Le centre de réception est doté de chambres froides en positif et de magasins de stockage non réfrigérés. Il se compose d’une aire de réception d’une capacité de traitement de 300 tonnes, équipée de bascules; d’un entrepôt de conditionnement et de stockage (intrants et petits matériels) de courte durée, d’un bloc administration et de locaux sociaux pour ne citer que ceci.
Outre le groupage des acteurs, ce pôle renforcera les relations d’affaires entre les différentes familles de l’interprofession. Cette industrie constitue donc un fort potentiel pour le Mali et un facteur de diversification appréciable par rapport au coton, compte tenu de l’ouverture du marché européen aux fruits et légumes provenant de notre pays.
D’où l’augmentation substantielle du taux des exportations de ce fruit. Ainsi, alors qu’au démarrage du projet, en 2006, les quantités des mangues exportées en Europe étaient seulement de 3 500 tonnes pour tout le pays, en 2013 ces quantités exportées vers l’Europe et dans la sous-région étaient de 26 000 tonnes au Mali et de plus de 15 000 tonnes pour Sikasso, pour un chiffre d’affaire de plus de 5 milliards de FCFA pour la 3ème région, Sikasso constituant en moyenne environ 60% des exportations du pays.
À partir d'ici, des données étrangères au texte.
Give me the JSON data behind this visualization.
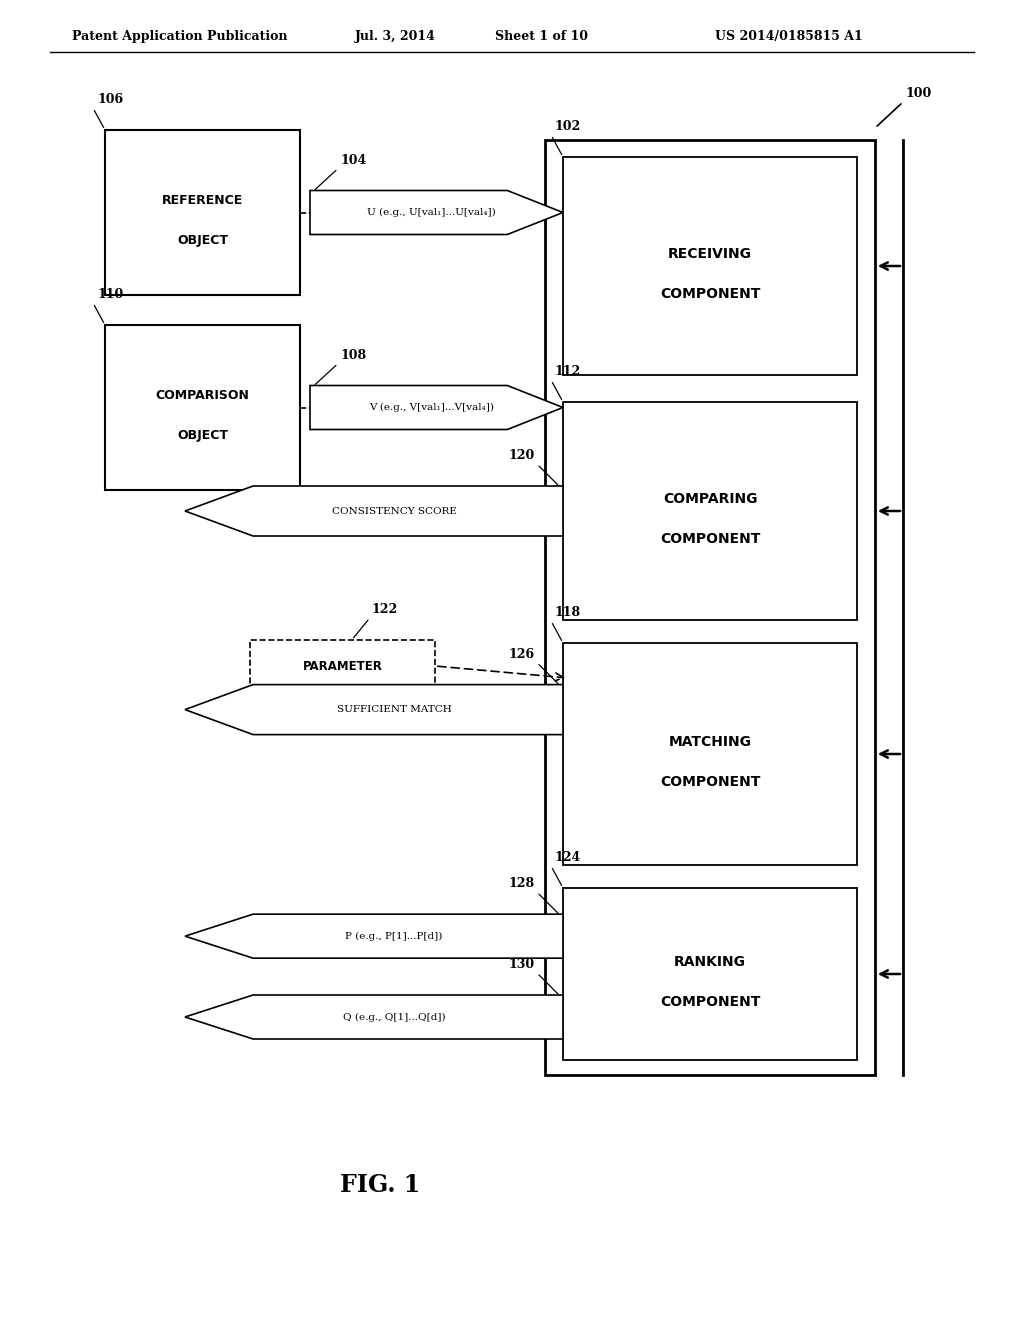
{
  "bg_color": "#ffffff",
  "header_text": "Patent Application Publication",
  "header_date": "Jul. 3, 2014",
  "header_sheet": "Sheet 1 of 10",
  "header_patent": "US 2014/0185815 A1",
  "fig_label": "FIG. 1",
  "label_100": "100",
  "label_102": "102",
  "label_104": "104",
  "label_106": "106",
  "label_108": "108",
  "label_110": "110",
  "label_112": "112",
  "label_118": "118",
  "label_120": "120",
  "label_122": "122",
  "label_124": "124",
  "label_126": "126",
  "label_128": "128",
  "label_130": "130",
  "box_ref_line1": "REFERENCE",
  "box_ref_line2": "OBJECT",
  "box_comp_line1": "COMPARISON",
  "box_comp_line2": "OBJECT",
  "box_receiving_line1": "RECEIVING",
  "box_receiving_line2": "COMPONENT",
  "box_comparing_line1": "COMPARING",
  "box_comparing_line2": "COMPONENT",
  "box_matching_line1": "MATCHING",
  "box_matching_line2": "COMPONENT",
  "box_ranking_line1": "RANKING",
  "box_ranking_line2": "COMPONENT",
  "arrow_u_text": "U (e.g., U[val₁]...U[val₄])",
  "arrow_v_text": "V (e.g., V[val₁]...V[val₄])",
  "arrow_consistency": "CONSISTENCY SCORE",
  "arrow_parameter": "PARAMETER",
  "arrow_sufficient": "SUFFICIENT MATCH",
  "arrow_p_text": "P (e.g., P[1]...P[d])",
  "arrow_q_text": "Q (e.g., Q[1]...Q[d])"
}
En plus de la station de Sikasso, d’un coût de plus de 2 milliards de FCFA, le projet a investi 500 millions de FCFA pour le Plaza de Bamako et 900 millions de FCFA pour le pôle de centralisation de l’échalote / oignon à Niono, afin d’améliorer la qualité de ces produits par un meilleur conditionnement et une meilleure conservation.
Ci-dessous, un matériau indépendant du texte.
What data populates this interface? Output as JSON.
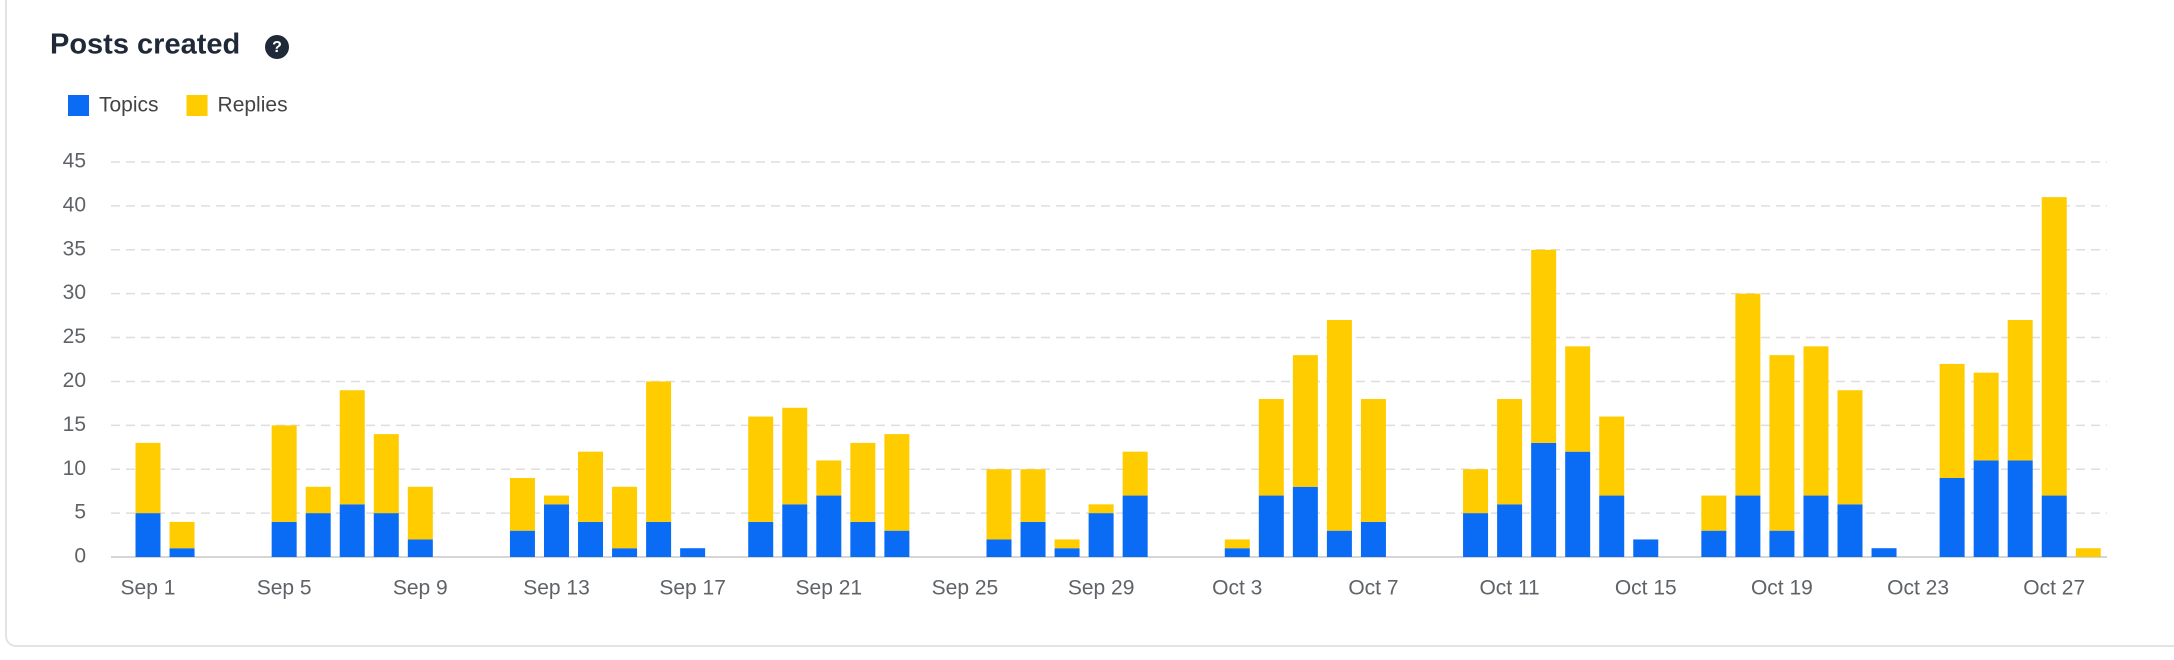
{
  "chart_data": {
    "type": "stacked_bar",
    "title": "Posts created",
    "categories": [
      "Sep 1",
      null,
      null,
      null,
      "Sep 5",
      null,
      null,
      null,
      "Sep 9",
      null,
      null,
      null,
      "Sep 13",
      null,
      null,
      null,
      "Sep 17",
      null,
      null,
      null,
      "Sep 21",
      null,
      null,
      null,
      "Sep 25",
      null,
      null,
      null,
      "Sep 29",
      null,
      null,
      null,
      "Oct 3",
      null,
      null,
      null,
      "Oct 7",
      null,
      null,
      null,
      "Oct 11",
      null,
      null,
      null,
      "Oct 15",
      null,
      null,
      null,
      "Oct 19",
      null,
      null,
      null,
      "Oct 23",
      null,
      null,
      null,
      "Oct 27",
      null
    ],
    "series": [
      {
        "name": "Topics",
        "color": "#0a6cf5",
        "values": [
          5,
          1,
          0,
          0,
          4,
          5,
          6,
          5,
          2,
          0,
          0,
          3,
          6,
          4,
          1,
          4,
          1,
          0,
          4,
          6,
          7,
          4,
          3,
          0,
          0,
          2,
          4,
          1,
          5,
          7,
          0,
          0,
          1,
          7,
          8,
          3,
          4,
          0,
          0,
          5,
          6,
          13,
          12,
          7,
          2,
          0,
          3,
          7,
          3,
          7,
          6,
          1,
          0,
          9,
          11,
          11,
          7,
          0
        ]
      },
      {
        "name": "Replies",
        "color": "#ffcc00",
        "values": [
          8,
          3,
          0,
          0,
          11,
          3,
          13,
          9,
          6,
          0,
          0,
          6,
          1,
          8,
          7,
          16,
          0,
          0,
          12,
          11,
          4,
          9,
          11,
          0,
          0,
          8,
          6,
          1,
          1,
          5,
          0,
          0,
          1,
          11,
          15,
          24,
          14,
          0,
          0,
          5,
          12,
          22,
          12,
          9,
          0,
          0,
          4,
          23,
          20,
          17,
          13,
          0,
          0,
          13,
          10,
          16,
          34,
          1
        ]
      }
    ],
    "ylim": [
      0,
      45
    ],
    "yticks": [
      0,
      5,
      10,
      15,
      20,
      25,
      30,
      35,
      40,
      45
    ],
    "grid": true,
    "legend": "top-left"
  }
}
Pour Paul Martin, représentant du Directeur des opérations de la Banque Mondiale, l’enjeu de la filière mangue pomme de terre est aujourd’hui d’augmenter les quantités exportées et en même temps de «valoriser» le facteur «qualité supérieure reconnue» du produit malien et ouest africain par rapport à la concurrence.
Toutes choses qui nécessitent, selon lui, des investissements importants pour l’extension des vergers de mangues d’exportation, en plus d’une massive conversion des vergers actuels. A l’en croire, la bonne utilisation de ces infrastructures va permettre une meilleure régulation des marchés nationaux tout le long de l’année, tout en garantissant à la fois un prix compétitif pour les producteurs, les distributeurs et les consommateurs.
Pour le ministre Mamadou Diarra, assurant l’intérim de son homologue du Développement Rural, les infrastructures comme le pôle de Sikasso font partie des conditions essentielles au développement des filières fruits et légumes et d’exploitation d’ouvertures stratégiques. Selon lui, pour l’amélioration de la compétitivité d’une gamme diversifiée de produits agricoles, il est essentiel que les opérateurs maliens puissent avoir accès à un dispositif et à une logistique post-récolte garantissant la fluidité maîtrisée dans l’enchaînement des opérations, le maintien d’une chaîne de froid ininterrompue (maintien de la qualité) et la possibilité d’offrir des produits à forte valeur ajoutée à moindre coût.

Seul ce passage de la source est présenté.